Hamas may be losing militarily but they remain convinced that they can win the media war with Israel, and the West. With the Palestine Broadcasting Corporation on their side, can anyone blame them?
topCeasefire calls are misguided
4 January, 2009
Israel’s actions against Hamas have reached a new phase with a land invasion of Gaza. The action is clearly designed to destroy Hamas’ terror infrastructure and silence the rocket attacks that are plaguing Israeli cities. The action is both morally and legally justified by article 51 of the UN Charter which explicitly allows countries to defend their territory from unlawful attack. Yet today we have calls from Gordon Brown for an immediate ceasefire – for Israel to halt its attacks on Gaza and for Hamas to end its rocket attacks on Israeli cities.
So much for the much heralded friend of Israel, the son of the manse with a moral compass! It seems his compass is pointing in the wrong direction. Gordon Brown’s calls for a ceasefire (echoed by Nicholas Sarkozy, Ban Ki Moon and a host of other politicians) draw an entirely false equivalence between the actions of a legitimate democracy acting in self defence and those of a ruthless terrorist organization. Israel is seeking to defend its citizens by directly attacking Gaza’s terrorists and their centres of operation. They are doing all they can to minimize civilian casualties which is why, after 8 days of war, only 60 civilians (out of 450 people) have died.
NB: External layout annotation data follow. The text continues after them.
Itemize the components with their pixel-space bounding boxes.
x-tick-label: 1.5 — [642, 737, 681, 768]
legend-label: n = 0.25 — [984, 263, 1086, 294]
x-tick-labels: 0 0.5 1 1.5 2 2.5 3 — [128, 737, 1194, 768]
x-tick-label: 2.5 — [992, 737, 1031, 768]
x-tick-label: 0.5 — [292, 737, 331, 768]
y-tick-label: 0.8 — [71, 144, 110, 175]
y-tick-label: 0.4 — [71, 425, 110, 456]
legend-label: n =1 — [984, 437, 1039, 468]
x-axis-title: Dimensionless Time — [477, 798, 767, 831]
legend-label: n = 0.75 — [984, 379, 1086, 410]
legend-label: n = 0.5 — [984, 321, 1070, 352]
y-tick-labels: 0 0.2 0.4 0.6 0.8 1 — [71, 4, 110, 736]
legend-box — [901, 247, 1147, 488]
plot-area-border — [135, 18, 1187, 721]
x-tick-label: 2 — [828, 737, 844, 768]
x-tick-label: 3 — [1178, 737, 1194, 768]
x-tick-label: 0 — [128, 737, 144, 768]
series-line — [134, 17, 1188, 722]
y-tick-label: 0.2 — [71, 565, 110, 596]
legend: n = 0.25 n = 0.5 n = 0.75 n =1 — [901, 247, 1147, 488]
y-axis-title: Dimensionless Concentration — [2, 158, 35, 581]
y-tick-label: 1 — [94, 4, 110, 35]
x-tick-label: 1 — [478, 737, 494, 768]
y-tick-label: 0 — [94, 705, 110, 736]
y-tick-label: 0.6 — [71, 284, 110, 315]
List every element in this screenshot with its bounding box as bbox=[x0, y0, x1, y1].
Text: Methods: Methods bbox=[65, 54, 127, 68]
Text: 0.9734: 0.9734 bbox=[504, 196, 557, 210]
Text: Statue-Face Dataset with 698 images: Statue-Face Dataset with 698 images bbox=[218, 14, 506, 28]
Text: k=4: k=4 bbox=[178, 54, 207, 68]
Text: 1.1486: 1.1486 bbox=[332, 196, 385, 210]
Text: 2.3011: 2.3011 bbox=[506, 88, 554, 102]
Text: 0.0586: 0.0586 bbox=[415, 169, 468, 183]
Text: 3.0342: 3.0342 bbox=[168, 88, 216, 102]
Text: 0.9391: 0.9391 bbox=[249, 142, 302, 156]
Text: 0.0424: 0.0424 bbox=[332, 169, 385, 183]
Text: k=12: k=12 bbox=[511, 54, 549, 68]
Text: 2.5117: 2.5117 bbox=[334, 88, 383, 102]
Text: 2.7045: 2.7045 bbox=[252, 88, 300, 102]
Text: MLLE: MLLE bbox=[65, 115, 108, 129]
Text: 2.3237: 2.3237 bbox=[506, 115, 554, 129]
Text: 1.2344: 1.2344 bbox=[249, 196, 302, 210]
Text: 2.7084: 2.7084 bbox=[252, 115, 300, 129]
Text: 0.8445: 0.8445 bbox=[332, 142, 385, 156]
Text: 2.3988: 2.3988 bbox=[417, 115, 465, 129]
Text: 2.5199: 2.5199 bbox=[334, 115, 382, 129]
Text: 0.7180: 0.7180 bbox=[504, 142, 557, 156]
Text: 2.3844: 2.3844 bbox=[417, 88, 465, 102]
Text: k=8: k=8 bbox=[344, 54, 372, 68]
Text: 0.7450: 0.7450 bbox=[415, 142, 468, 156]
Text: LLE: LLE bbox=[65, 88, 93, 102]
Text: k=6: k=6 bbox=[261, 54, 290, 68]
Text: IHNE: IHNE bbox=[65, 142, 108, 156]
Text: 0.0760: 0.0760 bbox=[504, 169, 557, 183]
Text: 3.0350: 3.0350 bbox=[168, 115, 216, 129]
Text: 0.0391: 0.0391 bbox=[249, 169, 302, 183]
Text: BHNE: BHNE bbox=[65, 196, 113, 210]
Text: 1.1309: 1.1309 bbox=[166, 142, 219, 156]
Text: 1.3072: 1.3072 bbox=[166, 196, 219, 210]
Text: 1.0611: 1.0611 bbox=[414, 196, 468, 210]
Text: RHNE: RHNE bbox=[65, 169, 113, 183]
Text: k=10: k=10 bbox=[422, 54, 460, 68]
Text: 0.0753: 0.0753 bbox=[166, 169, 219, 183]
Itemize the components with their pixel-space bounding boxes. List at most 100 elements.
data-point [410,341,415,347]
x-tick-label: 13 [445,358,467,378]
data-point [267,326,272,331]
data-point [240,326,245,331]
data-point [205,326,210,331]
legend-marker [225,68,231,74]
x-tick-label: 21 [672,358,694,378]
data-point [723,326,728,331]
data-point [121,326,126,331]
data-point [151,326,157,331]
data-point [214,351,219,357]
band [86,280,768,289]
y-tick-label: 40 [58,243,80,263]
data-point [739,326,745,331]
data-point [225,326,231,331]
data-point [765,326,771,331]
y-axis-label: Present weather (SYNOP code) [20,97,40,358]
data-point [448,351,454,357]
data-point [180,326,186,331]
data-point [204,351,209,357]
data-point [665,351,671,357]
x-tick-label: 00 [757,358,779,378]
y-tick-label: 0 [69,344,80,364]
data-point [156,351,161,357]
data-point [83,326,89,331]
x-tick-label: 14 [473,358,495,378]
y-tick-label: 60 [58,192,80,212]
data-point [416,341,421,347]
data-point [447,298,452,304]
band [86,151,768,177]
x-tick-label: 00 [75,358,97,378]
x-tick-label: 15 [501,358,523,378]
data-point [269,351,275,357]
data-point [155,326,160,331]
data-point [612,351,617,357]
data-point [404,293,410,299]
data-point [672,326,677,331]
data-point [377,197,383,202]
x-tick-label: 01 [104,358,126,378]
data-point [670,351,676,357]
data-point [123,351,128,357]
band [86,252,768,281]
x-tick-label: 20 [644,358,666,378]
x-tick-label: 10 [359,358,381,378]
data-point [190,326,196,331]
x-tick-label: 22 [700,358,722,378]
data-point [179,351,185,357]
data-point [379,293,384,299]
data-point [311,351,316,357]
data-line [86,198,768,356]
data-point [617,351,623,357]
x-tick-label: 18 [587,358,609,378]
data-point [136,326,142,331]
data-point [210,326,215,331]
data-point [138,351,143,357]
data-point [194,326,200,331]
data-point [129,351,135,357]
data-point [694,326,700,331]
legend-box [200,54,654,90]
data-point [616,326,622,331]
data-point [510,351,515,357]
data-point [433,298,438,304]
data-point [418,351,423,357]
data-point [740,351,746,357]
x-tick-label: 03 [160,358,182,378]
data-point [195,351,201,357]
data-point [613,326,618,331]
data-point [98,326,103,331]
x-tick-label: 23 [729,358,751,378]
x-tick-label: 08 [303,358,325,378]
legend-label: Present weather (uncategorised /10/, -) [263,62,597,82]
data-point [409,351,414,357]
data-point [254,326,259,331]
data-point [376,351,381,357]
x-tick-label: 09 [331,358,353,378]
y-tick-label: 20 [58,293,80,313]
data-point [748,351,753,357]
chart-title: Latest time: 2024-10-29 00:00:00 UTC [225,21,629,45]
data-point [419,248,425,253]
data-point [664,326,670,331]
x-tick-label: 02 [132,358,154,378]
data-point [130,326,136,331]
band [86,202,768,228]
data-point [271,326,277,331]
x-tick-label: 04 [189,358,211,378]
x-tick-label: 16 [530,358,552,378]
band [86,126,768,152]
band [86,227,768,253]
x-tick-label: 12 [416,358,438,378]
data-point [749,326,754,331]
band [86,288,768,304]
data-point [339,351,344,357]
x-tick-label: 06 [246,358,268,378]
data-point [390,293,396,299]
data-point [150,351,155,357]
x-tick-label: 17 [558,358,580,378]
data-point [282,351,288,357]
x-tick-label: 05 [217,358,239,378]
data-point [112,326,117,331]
By contrast, Hamas fires weapons indiscriminately at Israeli population centres, aiming to kill as many non combatants as possible. Where is the morality, the legality and the logic in treating these two equally? It is an utterly perverse form of reasoning.
A ceasefire at this stage would be immoral in principle and counter productive in practice. During the last ceasefire Hamas allowed rockets to bombard Israeli cities, the same as what happened during the previous ‘ceasefires’. Were the fighting to stop tomorrow, Hamas would still possess rockets, tunnels and a variety of other military hardware and would therefore be able to inflict grave harm on Israeli civilians. This is not the recipe for peace. Rightly, Israel has rejected these silly calls so that it can concentrate on destroying its enemy’s ability to wage war.
Nonetheless things are not all bad. Karel Schwarzenegger, the Czech foreign minister, has defended Israel’s actions, describing them as ‘defensive.’ He said: ‘Let us realize one thing: Hamas increased steeply the number of rockets fired at Israel since the ceasefire ended on December 19. That is not acceptable any more.’ He added: ‘Why am I one of the few that have expressed understanding for Israel?’ Indeed. Amid the political gloom, at least some politicians see things clearly.